We introduce some notation which is useful for all Euclidean MDS problems, not just FDS problems. This notation has been more or less standard since De Leeuw (1977). Suppose the \(e_i\) are unit vectors of length \(n\), i.e. \(e_i\) has all its elements equal to zero except element \(i\), which is equal to one. Also define the matrices \(A_{ij}:=(e_i-e_j)(e_i-e_j)'\). Thus \(A_{ij}\) has four nonzero elements: elements \((i,i)\) and \((j,j)\) are \(+1\), elements \((i,j)\) and \((j,i)\) are \(-1\). With these definitions \[\begin{equation} d_{ij}^2(X)=(e_i-e_j)'XX'(e_i-e_j)=\mathbf{tr}\ X'A_{ij}X=\mathbf{tr}\ A_{ij}XX'.\label{E:matrixd} \end{equation}\]

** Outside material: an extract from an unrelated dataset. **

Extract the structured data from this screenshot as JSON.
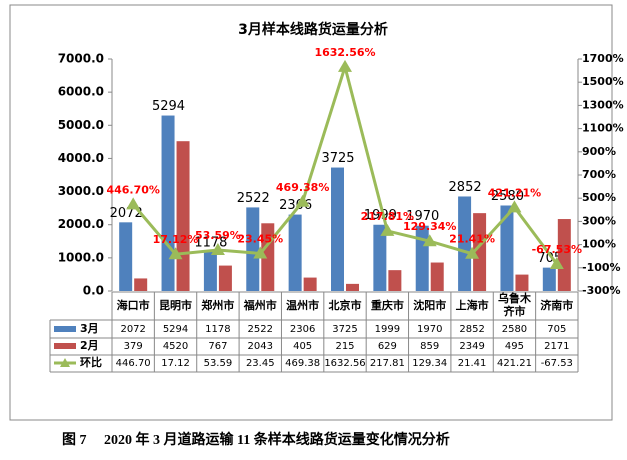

Now expand stress. If we assume without loss of generality that \[ \mathop{\sum\sum}_{1\leq i<j\leq n} w_{ij}\delta_{ij}^2=1, \] and we define

\[\begin{align} \rho(X)&:=\mathop{\sum\sum}_{1\leq i<j\leq n} w_{ij}\delta_{ij}d_{ij}(X),\label{E:rho}\\ \eta(X)&:=\mathop{\sum\sum}_{1\leq i<j\leq n} w_{ij}d_{ij}^2.\label{E:eta} \end{align}\] Now \[\begin{equation} \sigma(X)=1-\rho(X)+\frac12\eta(X). \end{equation}\] To develop some convenient matrix notation we define \[\begin{align} V&:=\mathop{\sum\sum}_{1\leq i<j\leq n} w_{ij}A_{ij},\\ B(X)&:=\mathop{\sum\sum}_{1\leq i<j\leq n} \begin{cases}w_{ij}\frac{\delta_{ij}}{d_{ij}(X)}A_{ij}&\text{ if }d_{ij}(X)>0,\\ 0&\text{ if }d_{ij}(X)=0,\end{cases} \end{align}\] so that \[\begin{align} \rho(X)&=\mathbf{tr}\ X'B(X)X,\\ \eta(X)&=\mathbf{tr}\ X'VX. \end{align}\]

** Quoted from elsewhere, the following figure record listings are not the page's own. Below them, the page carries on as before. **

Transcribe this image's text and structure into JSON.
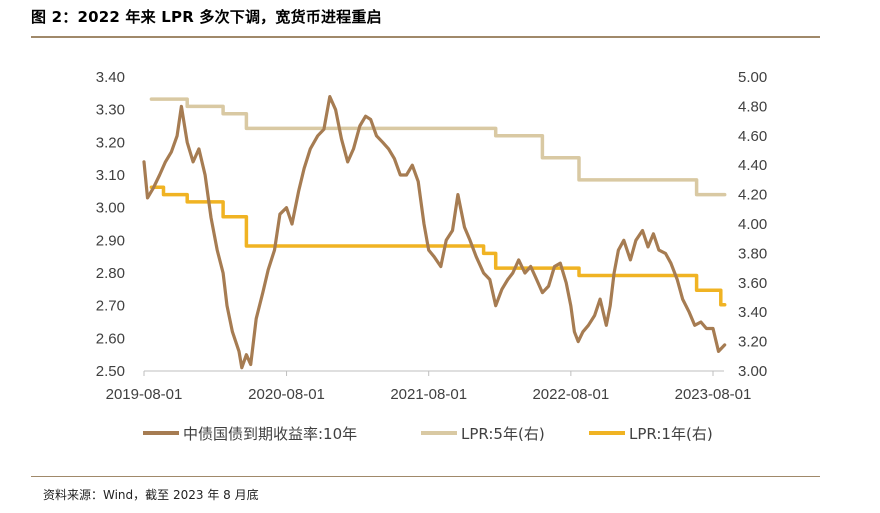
{
  "title": "图 2：2022 年来 LPR 多次下调，宽货币进程重启",
  "source": "资料来源：Wind，截至 2023 年 8 月底",
  "colors": {
    "bond10y": "#a67c52",
    "lpr5y": "#d9c9a3",
    "lpr1y": "#f0b323",
    "axis": "#bfbfbf",
    "rule": "#a0896a"
  },
  "chart_data": {
    "type": "line",
    "x_ticks": [
      "2019-08-01",
      "2020-08-01",
      "2021-08-01",
      "2022-08-01",
      "2023-08-01"
    ],
    "y_left": {
      "min": 2.5,
      "max": 3.4,
      "ticks": [
        "2.50",
        "2.60",
        "2.70",
        "2.80",
        "2.90",
        "3.00",
        "3.10",
        "3.20",
        "3.30",
        "3.40"
      ]
    },
    "y_right": {
      "min": 3.0,
      "max": 5.0,
      "ticks": [
        "3.00",
        "3.20",
        "3.40",
        "3.60",
        "3.80",
        "4.00",
        "4.20",
        "4.40",
        "4.60",
        "4.80",
        "5.00"
      ]
    },
    "legend_position": "bottom",
    "series": [
      {
        "name": "中债国债到期收益率:10年",
        "axis": "left",
        "color": "#a67c52",
        "points": [
          [
            "2019-08-01",
            3.14
          ],
          [
            "2019-08-10",
            3.03
          ],
          [
            "2019-08-25",
            3.06
          ],
          [
            "2019-09-10",
            3.1
          ],
          [
            "2019-09-25",
            3.14
          ],
          [
            "2019-10-10",
            3.17
          ],
          [
            "2019-10-25",
            3.22
          ],
          [
            "2019-11-05",
            3.31
          ],
          [
            "2019-11-20",
            3.2
          ],
          [
            "2019-12-05",
            3.14
          ],
          [
            "2019-12-20",
            3.18
          ],
          [
            "2020-01-05",
            3.1
          ],
          [
            "2020-01-20",
            2.97
          ],
          [
            "2020-02-05",
            2.87
          ],
          [
            "2020-02-20",
            2.8
          ],
          [
            "2020-03-01",
            2.7
          ],
          [
            "2020-03-15",
            2.62
          ],
          [
            "2020-04-01",
            2.56
          ],
          [
            "2020-04-08",
            2.51
          ],
          [
            "2020-04-20",
            2.55
          ],
          [
            "2020-05-01",
            2.52
          ],
          [
            "2020-05-15",
            2.66
          ],
          [
            "2020-06-01",
            2.74
          ],
          [
            "2020-06-15",
            2.81
          ],
          [
            "2020-07-01",
            2.87
          ],
          [
            "2020-07-15",
            2.98
          ],
          [
            "2020-08-01",
            3.0
          ],
          [
            "2020-08-15",
            2.95
          ],
          [
            "2020-09-01",
            3.05
          ],
          [
            "2020-09-15",
            3.12
          ],
          [
            "2020-10-01",
            3.18
          ],
          [
            "2020-10-20",
            3.22
          ],
          [
            "2020-11-05",
            3.24
          ],
          [
            "2020-11-20",
            3.34
          ],
          [
            "2020-12-05",
            3.3
          ],
          [
            "2020-12-20",
            3.21
          ],
          [
            "2021-01-05",
            3.14
          ],
          [
            "2021-01-20",
            3.18
          ],
          [
            "2021-02-05",
            3.25
          ],
          [
            "2021-02-20",
            3.28
          ],
          [
            "2021-03-05",
            3.27
          ],
          [
            "2021-03-20",
            3.22
          ],
          [
            "2021-04-05",
            3.2
          ],
          [
            "2021-04-20",
            3.18
          ],
          [
            "2021-05-05",
            3.15
          ],
          [
            "2021-05-20",
            3.1
          ],
          [
            "2021-06-05",
            3.1
          ],
          [
            "2021-06-20",
            3.13
          ],
          [
            "2021-07-05",
            3.08
          ],
          [
            "2021-07-20",
            2.95
          ],
          [
            "2021-08-01",
            2.87
          ],
          [
            "2021-08-15",
            2.85
          ],
          [
            "2021-09-01",
            2.82
          ],
          [
            "2021-09-15",
            2.9
          ],
          [
            "2021-10-01",
            2.93
          ],
          [
            "2021-10-15",
            3.04
          ],
          [
            "2021-11-01",
            2.94
          ],
          [
            "2021-11-15",
            2.9
          ],
          [
            "2021-12-01",
            2.85
          ],
          [
            "2021-12-20",
            2.8
          ],
          [
            "2022-01-05",
            2.78
          ],
          [
            "2022-01-20",
            2.7
          ],
          [
            "2022-02-05",
            2.75
          ],
          [
            "2022-02-20",
            2.78
          ],
          [
            "2022-03-05",
            2.8
          ],
          [
            "2022-03-20",
            2.84
          ],
          [
            "2022-04-05",
            2.8
          ],
          [
            "2022-04-20",
            2.82
          ],
          [
            "2022-05-05",
            2.78
          ],
          [
            "2022-05-20",
            2.74
          ],
          [
            "2022-06-05",
            2.76
          ],
          [
            "2022-06-20",
            2.82
          ],
          [
            "2022-07-05",
            2.83
          ],
          [
            "2022-07-20",
            2.77
          ],
          [
            "2022-08-01",
            2.7
          ],
          [
            "2022-08-10",
            2.62
          ],
          [
            "2022-08-20",
            2.59
          ],
          [
            "2022-09-01",
            2.62
          ],
          [
            "2022-09-15",
            2.64
          ],
          [
            "2022-10-01",
            2.67
          ],
          [
            "2022-10-15",
            2.72
          ],
          [
            "2022-10-31",
            2.64
          ],
          [
            "2022-11-10",
            2.7
          ],
          [
            "2022-11-20",
            2.8
          ],
          [
            "2022-12-01",
            2.87
          ],
          [
            "2022-12-15",
            2.9
          ],
          [
            "2023-01-01",
            2.84
          ],
          [
            "2023-01-15",
            2.9
          ],
          [
            "2023-02-01",
            2.93
          ],
          [
            "2023-02-15",
            2.88
          ],
          [
            "2023-03-01",
            2.92
          ],
          [
            "2023-03-15",
            2.87
          ],
          [
            "2023-04-01",
            2.86
          ],
          [
            "2023-04-15",
            2.83
          ],
          [
            "2023-05-01",
            2.78
          ],
          [
            "2023-05-15",
            2.72
          ],
          [
            "2023-06-01",
            2.68
          ],
          [
            "2023-06-15",
            2.64
          ],
          [
            "2023-07-01",
            2.65
          ],
          [
            "2023-07-15",
            2.63
          ],
          [
            "2023-08-01",
            2.63
          ],
          [
            "2023-08-15",
            2.56
          ],
          [
            "2023-08-31",
            2.58
          ]
        ]
      },
      {
        "name": "LPR:5年(右)",
        "axis": "right",
        "color": "#d9c9a3",
        "step": true,
        "points": [
          [
            "2019-08-20",
            4.85
          ],
          [
            "2019-11-20",
            4.8
          ],
          [
            "2020-02-20",
            4.75
          ],
          [
            "2020-04-20",
            4.65
          ],
          [
            "2022-01-20",
            4.6
          ],
          [
            "2022-05-20",
            4.45
          ],
          [
            "2022-08-22",
            4.3
          ],
          [
            "2023-06-20",
            4.2
          ],
          [
            "2023-08-31",
            4.2
          ]
        ]
      },
      {
        "name": "LPR:1年(右)",
        "axis": "right",
        "color": "#f0b323",
        "step": true,
        "points": [
          [
            "2019-08-20",
            4.25
          ],
          [
            "2019-09-20",
            4.2
          ],
          [
            "2019-11-20",
            4.15
          ],
          [
            "2020-02-20",
            4.05
          ],
          [
            "2020-04-20",
            3.85
          ],
          [
            "2021-12-20",
            3.8
          ],
          [
            "2022-01-20",
            3.7
          ],
          [
            "2022-08-22",
            3.65
          ],
          [
            "2023-06-20",
            3.55
          ],
          [
            "2023-08-21",
            3.45
          ],
          [
            "2023-08-31",
            3.45
          ]
        ]
      }
    ]
  }
}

Note that \(V\) has off-diagonal elements equal to \(-w_{ij}\) and \(B(X)\) has off-diagonal elements \[b_{ij}(X)=-w_{ij}\frac{\delta_{ij}}{d_{ij}(X)}\] if \(d_{ij}(X)>0\) and zero otherwise. Diagonal elements are filled to make rows and columns sum to zero. Both \(V\) and \(B(X)\) are doubly-centered and positive semi-definite. If we assume without loss of generality that the MDS problem is irredicible (De Leeuw (1977)) then \(\mathbf{rank}(V)=n-1\) and the only vectors in the null space are multiples of \(e:=(1,1,\cdots,1)\). If all weights are eual to one then \(V=nI-ee'\).

3 Local minima of stress

De Leeuw (1984) proves a key necessary condition for a local minimum in MDS. Also see De Leeuw, Groenen, and Mair (2016) for a more recent proof. We also review some additional results on maxima and minima of stress.

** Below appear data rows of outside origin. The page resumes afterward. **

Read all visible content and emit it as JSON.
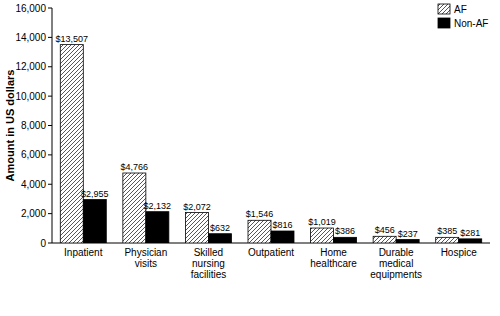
{
  "chart_data": {
    "type": "bar",
    "y_label": "Amount in US dollars",
    "categories": [
      "Inpatient",
      "Physician visits",
      "Skilled nursing facilities",
      "Outpatient",
      "Home healthcare",
      "Durable medical equipments",
      "Hospice"
    ],
    "series": [
      {
        "name": "AF",
        "color": "#ffffff",
        "values": [
          13507,
          4766,
          2072,
          1546,
          1019,
          456,
          385
        ],
        "value_labels": [
          "$13,507",
          "$4,766",
          "$2,072",
          "$1,546",
          "$1,019",
          "$456",
          "$385"
        ]
      },
      {
        "name": "Non-AF",
        "color": "#000000",
        "values": [
          2955,
          2132,
          632,
          816,
          386,
          237,
          281
        ],
        "value_labels": [
          "$2,955",
          "$2,132",
          "$632",
          "$816",
          "$386",
          "$237",
          "$281"
        ]
      }
    ],
    "ylim": [
      0,
      16000
    ],
    "yticks": [
      0,
      {
        "value": 2000,
        "label": "2,000"
      },
      {
        "value": 4000,
        "label": "4,000"
      },
      {
        "value": 6000,
        "label": "6,000"
      },
      {
        "value": 8000,
        "label": "8,000"
      },
      {
        "value": 10000,
        "label": "10,000"
      },
      {
        "value": 12000,
        "label": "12,000"
      },
      {
        "value": 14000,
        "label": "14,000"
      },
      {
        "value": 16000,
        "label": "16,000"
      }
    ],
    "grid": false,
    "legend": "upper right",
    "data_labels": true
  }
}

Theorem 1: [De Leeuw 84, De Leeuw 93, De Leeuw and Groenen 97]

  1. If \(\sigma\) has a local minimum at \(X\) then \(d_{ij}(X)>0\) for all \(i,j\) such that \(w_{ij}\delta_{ij}>0\).
  2. If \(\sigma\) has a local minimum at \(X\) then \(\sigma\) is differentiable in a neighborhood of \(X\). Thus \(B(X)X=VX\).
  3. If \(\sigma\) has a local minimum at a column-centered \(X\) and \(\mathbf{rank}(X)=n-1\) then \(\sigma(X)=0\).
  4. \(\sigma\) has a local maximum at \(X\) if and only if \(X=0\).

Let’s look at a small example with four points, all dissimilarities equal, and all weights equal to one. There is a local minimum with four points in the corners of a square, with stress equal to 0.0285955. And there is another local minimum with three points forming an equilateral triangle, and the fourth point in the center. This has stress 0.0669873. We can compute stress for all points of the form \(\alpha X+\beta Y\), where \(X\) and \(Y\) are the two local minima. Figure 1 has a contour plot of \(\sigma(\alpha,\beta)\), showing the local minima at \((1,0)\) and \((0,1)\), and the local maximum at \((0,0)\).